The University of St. Thomas is urging students to take a coronavirus test before heading home for Thanksgiving following a sudden increase in cases on campus.
The school said Monday that 207 staff and students have tested positive in the last two weeks — more than the total from the previous six weeks.
The spike is partly the result of fall break and Halloween parties, contact tracers learned.
Officials responded by implementing a two-week “quiet period” — halting in-person activities unrelated to instruction and giving students and faculty permission to take their classes online where possible.
In a message to students last week, the school strongly discouraged going to bars or hosting social gatherings.
“Please be responsible and think of your families, friends and community members; limiting your exposure between now and Thanksgiving will greatly reduce the risk of you bringing this virus back home over the holidays,” health and safety staff wrote.
St. Thomas plans to continue with its hybrid model of instruction after Thanksgiving, keeping residence halls open but promoting alternatives to in-person classes.
The school says there has been no known classroom transmission, but “a small number” have been infected elsewhere on campus and several were unable to determine how they got sick.
Although serious cases of COVID-19 among college-age students are rare, St. Thomas has seen a troubling increase among employees. Fifteen employees tested positive last week, compared to a total of 16 employees over the previous 10 weeks.
Students on the St. Paul campus, even those showing no signs of infection, are encouraged to take a free saliva test at Anderson Field House between 8:30 a.m. and 4 p.m. Wednesday or Thursday.
OTHER SCHOOLS
The pandemic is quickly spreading throughout the state, with daily cases, hospitalizations and deaths reaching new highs.
But colleges, at least through Nov. 7, haven’t seen the same rate of growth. Weekly reports from the Minnesota Department of Health show a flat trend in new cases and just two COVID-19 deaths of students or college staff.
However, more recent data from individual colleges suggests the pandemic may be catching up to them.
At Boynton Health at the University of Minnesota in Minneapolis, 37 percent of its 719 positive tests this school year came during the week ending Thursday. And the test positivity rate that week, 20 percent, was double the typical rate.
The U’s Field House is hosting free testing from noon to 6 p.m.
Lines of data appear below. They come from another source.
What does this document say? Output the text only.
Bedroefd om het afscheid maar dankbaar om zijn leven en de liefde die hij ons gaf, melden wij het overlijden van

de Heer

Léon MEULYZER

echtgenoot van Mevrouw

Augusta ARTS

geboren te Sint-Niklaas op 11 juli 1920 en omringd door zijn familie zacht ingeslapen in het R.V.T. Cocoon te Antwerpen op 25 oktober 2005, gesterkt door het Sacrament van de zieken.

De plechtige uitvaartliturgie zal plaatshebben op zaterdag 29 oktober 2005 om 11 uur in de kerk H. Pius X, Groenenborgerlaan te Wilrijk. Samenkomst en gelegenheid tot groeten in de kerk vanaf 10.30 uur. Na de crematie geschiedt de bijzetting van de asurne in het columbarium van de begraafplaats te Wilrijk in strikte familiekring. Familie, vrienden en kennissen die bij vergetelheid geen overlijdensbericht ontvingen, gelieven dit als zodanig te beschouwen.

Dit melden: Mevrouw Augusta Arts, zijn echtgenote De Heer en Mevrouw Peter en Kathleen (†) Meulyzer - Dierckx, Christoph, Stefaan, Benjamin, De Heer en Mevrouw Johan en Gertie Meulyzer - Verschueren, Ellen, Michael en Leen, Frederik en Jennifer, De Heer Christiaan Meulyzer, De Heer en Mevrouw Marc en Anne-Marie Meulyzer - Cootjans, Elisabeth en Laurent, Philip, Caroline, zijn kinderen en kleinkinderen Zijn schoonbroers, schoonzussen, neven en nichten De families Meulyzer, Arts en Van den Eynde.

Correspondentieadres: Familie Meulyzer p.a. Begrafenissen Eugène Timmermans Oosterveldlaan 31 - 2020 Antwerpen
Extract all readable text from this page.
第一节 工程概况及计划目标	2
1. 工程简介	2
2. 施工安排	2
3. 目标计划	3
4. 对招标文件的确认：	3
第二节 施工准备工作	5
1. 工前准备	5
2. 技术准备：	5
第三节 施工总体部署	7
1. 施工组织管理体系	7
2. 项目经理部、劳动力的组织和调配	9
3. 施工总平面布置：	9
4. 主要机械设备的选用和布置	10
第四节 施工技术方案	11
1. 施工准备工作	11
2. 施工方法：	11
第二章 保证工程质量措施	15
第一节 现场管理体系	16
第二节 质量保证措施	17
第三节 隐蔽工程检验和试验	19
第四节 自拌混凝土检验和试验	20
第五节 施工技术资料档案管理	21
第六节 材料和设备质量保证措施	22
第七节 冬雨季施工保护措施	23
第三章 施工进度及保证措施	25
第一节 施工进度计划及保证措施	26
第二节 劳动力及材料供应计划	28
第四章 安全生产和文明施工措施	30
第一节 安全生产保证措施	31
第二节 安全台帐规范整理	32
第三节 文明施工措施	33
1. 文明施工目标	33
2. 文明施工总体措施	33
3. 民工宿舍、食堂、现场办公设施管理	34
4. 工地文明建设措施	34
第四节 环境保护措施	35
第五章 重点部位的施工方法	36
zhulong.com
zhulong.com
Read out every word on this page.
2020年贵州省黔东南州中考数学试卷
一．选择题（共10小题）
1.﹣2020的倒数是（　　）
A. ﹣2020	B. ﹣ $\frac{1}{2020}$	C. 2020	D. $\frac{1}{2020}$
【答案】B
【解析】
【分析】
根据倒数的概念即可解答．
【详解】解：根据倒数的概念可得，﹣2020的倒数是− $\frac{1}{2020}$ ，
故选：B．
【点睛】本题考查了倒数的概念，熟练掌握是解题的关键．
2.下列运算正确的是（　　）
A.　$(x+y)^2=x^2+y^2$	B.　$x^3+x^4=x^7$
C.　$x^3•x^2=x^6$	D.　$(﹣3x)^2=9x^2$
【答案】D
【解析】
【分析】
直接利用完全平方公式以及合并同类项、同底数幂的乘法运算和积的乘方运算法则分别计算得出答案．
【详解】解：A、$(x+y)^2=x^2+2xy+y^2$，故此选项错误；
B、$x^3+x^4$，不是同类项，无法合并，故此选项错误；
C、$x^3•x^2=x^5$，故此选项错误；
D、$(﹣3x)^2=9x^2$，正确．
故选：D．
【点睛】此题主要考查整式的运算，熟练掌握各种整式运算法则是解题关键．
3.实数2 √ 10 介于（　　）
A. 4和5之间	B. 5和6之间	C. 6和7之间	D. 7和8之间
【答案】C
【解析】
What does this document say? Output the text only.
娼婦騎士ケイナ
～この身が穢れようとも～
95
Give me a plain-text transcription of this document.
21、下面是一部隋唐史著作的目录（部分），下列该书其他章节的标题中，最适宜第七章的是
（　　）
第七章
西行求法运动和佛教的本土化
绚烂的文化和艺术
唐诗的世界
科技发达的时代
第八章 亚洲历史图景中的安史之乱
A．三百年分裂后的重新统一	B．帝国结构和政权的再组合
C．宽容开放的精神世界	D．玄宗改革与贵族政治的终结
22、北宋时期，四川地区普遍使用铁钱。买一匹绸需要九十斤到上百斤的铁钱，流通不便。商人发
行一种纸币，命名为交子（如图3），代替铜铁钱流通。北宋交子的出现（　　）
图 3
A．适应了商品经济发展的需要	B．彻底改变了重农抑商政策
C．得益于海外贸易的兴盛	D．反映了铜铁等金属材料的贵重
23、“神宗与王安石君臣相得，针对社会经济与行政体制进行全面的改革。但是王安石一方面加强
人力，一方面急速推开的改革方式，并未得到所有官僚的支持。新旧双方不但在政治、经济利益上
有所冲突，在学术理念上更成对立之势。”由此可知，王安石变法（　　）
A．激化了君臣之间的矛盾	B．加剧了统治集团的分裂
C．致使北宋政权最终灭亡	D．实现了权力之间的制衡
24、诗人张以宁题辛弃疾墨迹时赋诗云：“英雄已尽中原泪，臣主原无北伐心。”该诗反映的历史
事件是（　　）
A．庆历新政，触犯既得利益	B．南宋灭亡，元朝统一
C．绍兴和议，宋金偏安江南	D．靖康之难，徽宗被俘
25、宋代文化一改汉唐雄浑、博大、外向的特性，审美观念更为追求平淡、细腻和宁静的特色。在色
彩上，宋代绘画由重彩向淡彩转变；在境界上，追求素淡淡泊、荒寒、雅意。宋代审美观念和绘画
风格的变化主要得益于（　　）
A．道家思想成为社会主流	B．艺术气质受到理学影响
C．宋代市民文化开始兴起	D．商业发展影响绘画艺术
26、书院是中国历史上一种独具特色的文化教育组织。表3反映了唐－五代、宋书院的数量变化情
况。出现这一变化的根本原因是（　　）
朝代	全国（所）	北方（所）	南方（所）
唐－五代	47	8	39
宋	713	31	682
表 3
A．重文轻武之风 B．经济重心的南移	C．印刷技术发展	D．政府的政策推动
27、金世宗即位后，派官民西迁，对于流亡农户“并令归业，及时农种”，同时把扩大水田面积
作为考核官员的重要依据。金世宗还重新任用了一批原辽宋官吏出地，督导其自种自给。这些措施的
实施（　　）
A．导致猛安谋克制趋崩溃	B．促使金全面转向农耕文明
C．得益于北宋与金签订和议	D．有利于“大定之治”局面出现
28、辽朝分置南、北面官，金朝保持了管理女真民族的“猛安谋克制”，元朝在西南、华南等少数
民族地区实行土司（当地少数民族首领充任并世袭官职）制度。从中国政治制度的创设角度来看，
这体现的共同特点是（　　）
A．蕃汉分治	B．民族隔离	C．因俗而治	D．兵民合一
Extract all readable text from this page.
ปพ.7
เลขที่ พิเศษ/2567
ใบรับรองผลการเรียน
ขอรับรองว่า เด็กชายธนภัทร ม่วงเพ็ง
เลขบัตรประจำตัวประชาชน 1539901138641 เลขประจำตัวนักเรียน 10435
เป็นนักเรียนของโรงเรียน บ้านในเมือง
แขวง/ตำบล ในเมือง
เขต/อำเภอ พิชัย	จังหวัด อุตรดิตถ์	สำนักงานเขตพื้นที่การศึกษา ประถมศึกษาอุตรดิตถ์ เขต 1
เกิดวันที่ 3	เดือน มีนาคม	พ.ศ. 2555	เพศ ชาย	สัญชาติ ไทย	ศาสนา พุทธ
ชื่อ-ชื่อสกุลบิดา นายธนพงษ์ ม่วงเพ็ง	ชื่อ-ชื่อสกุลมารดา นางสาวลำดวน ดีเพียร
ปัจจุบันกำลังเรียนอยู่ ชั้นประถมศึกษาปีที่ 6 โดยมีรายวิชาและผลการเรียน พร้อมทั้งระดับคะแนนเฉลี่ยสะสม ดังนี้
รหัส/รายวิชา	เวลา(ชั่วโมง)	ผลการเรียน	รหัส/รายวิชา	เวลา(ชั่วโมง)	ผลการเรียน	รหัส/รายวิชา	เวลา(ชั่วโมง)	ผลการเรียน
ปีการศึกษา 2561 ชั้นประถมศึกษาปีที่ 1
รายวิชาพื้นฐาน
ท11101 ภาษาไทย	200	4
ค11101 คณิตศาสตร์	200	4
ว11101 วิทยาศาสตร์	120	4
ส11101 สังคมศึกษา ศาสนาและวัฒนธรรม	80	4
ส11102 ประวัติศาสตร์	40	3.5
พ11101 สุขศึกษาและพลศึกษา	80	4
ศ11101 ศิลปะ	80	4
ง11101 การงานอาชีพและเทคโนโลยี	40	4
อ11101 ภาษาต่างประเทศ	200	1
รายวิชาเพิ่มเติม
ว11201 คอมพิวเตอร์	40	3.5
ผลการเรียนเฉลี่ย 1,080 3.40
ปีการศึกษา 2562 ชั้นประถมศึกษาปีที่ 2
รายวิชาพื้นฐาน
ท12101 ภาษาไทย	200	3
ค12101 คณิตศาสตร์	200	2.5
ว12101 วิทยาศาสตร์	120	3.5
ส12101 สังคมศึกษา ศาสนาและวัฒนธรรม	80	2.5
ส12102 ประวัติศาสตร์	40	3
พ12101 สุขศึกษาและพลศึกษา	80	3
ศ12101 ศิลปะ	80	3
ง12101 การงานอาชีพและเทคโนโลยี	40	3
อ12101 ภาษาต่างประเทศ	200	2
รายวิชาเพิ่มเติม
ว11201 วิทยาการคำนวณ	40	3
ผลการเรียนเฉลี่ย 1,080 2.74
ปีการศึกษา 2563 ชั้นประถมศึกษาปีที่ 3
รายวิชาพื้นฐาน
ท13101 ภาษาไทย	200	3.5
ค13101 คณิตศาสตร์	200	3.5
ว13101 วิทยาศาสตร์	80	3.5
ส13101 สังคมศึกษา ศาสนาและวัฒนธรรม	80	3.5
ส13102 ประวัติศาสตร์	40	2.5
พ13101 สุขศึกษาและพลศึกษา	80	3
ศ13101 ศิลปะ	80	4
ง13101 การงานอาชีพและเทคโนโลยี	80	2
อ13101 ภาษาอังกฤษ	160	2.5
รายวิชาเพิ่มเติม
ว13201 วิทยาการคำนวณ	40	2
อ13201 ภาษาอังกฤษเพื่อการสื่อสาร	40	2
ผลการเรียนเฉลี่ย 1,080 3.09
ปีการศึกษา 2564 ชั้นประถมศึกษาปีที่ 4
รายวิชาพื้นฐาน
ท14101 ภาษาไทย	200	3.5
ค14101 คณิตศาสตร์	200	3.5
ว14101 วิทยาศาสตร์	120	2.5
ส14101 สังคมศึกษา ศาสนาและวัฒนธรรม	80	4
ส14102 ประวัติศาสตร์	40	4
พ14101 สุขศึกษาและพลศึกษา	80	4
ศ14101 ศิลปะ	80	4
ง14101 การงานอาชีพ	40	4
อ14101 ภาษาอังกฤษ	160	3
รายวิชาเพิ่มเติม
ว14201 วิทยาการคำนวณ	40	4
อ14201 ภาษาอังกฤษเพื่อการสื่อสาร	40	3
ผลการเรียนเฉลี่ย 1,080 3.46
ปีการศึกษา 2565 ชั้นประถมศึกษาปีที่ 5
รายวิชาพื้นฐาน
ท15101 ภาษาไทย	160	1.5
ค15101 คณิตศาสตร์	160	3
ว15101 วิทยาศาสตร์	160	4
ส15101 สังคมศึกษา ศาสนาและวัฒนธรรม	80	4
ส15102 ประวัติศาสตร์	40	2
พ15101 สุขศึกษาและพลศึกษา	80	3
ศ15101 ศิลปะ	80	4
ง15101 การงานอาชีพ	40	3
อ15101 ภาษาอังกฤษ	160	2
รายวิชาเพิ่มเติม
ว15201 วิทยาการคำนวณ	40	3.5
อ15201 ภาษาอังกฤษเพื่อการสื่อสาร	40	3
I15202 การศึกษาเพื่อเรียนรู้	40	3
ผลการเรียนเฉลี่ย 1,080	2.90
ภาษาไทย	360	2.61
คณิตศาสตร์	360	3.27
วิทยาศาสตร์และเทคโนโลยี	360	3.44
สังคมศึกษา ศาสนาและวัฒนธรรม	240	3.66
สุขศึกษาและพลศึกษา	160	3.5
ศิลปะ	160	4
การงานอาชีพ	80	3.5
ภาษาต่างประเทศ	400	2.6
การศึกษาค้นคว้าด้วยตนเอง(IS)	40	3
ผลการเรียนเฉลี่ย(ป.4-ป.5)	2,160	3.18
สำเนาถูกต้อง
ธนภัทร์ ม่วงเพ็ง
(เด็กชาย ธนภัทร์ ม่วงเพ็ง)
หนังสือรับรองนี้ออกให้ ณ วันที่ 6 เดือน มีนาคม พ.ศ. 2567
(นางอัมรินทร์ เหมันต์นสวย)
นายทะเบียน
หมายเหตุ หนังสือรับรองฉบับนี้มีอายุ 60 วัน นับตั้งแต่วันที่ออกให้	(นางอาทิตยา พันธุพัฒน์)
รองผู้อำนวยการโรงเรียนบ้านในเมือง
Monday and Tuesday.
- Likewise, one-third of the 123 cases this school year at St. Catherine University were reported during the week ending Thursday.
- At Hamline University, 39 of the 71 students to test positive this fall have done so recently enough that they’re in isolation; 13 employees have been sick, too.
- Macalester College, which limited dorm living and in-person classes to freshmen, transfers and international students to start the school year, has had just 26 known cases. The school reports that of 308 tests administered through Sunday, just one came back positive.